Russian network 'hijacked' Twitter traffic

As noted by Johannes Ullrich of the SANS Institute: “Earlier today, RTComm.ru started to advertise 104.244.42.0/24, a prefix used by Twitter.

“Hijacking a BGP prefix is one way to block access, but it can also be used to intercept traffic to the respective IP addresses”, Ullrich pointed out.

The mechanism for route hijacking uses the Border Gateway Protocol (BGP), the mechanism by which routers distribute information about which networks can be reached through them.

BGP is an old protocol, first published in 1990, and like many of the Internet’s foundation protocols it wasn’t designed with security in mind. 

As the FCC put it in late February when it announced an inquiry into routing vulnerability: “A bad network actor may deliberately falsify BGP reachability information to redirect traffic to itself or through a specific third-party network, and prevent that traffic from reaching its intended recipient”.

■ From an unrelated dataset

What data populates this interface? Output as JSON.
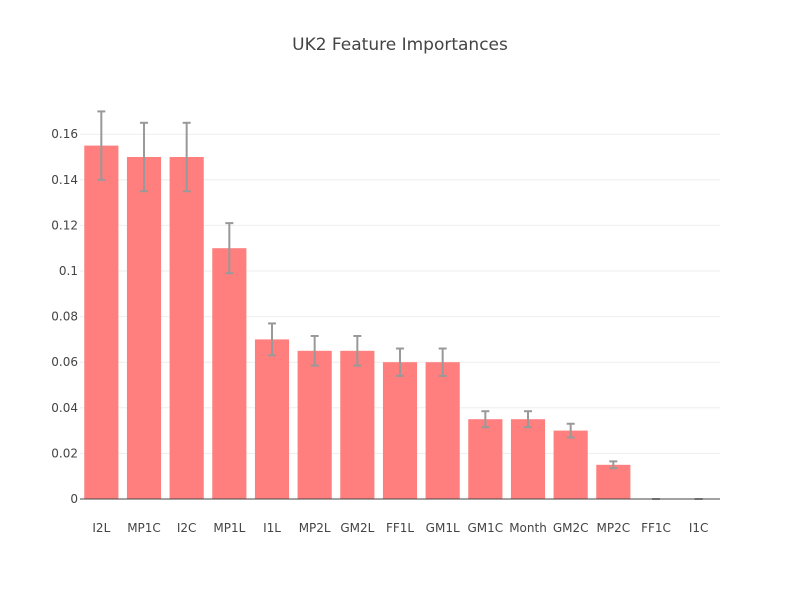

Fortunately, as Doug Madory of Internet analysis firm Kentik pointed out in a tweet, Twitter uses a protection mechanism called Resource Public Key Infrastructure (RPKI).

“The hijack didn't propagate far due to a RPKI ROA [route authorisation] which asserted AS13414 was the rightful origin,” he said.

As APNIC explains here, RPKI “provides a way to connect Internet number resource information (such as IP addresses) to a trust anchor”.

Madory also noted it’s not the first time Twitter has been a target: “This is the same prefix hijacked during the coup in Myanmar last year”.

While BGP hijacks can be used to disrupt networks or intercept traffic, most such events are accidents such as when Telstra announced itself as the best route for 500 other networks in 2020.

However, the FCC inquiry announcement notes that Russian networks have behaved in suspicious ways before.

“Russian network operators have been suspected of exploiting BGP’s vulnerability to
hijacking, including instances in which traffic has been redirected through Russia without explanation," the FCC wrote.

“In late 2017, for example, traffic sent to and from Google, Facebook, Apple and Microsoft was briefly routed through an Internet service provider in Russia.

"That same year, traffic from a number of financial institutions, including Mastercard, Visa, and others was also routed through a Russian government-controlled telecommunications company under ‘unexplained’ circumstances.”

While RPKI and the Mutually Agreed Norms for Routing Security (MANRS) initiative address such problems, uptake is relatively low, so the FCC’s inquiry seeks ways to drive up adoption of BGP protections.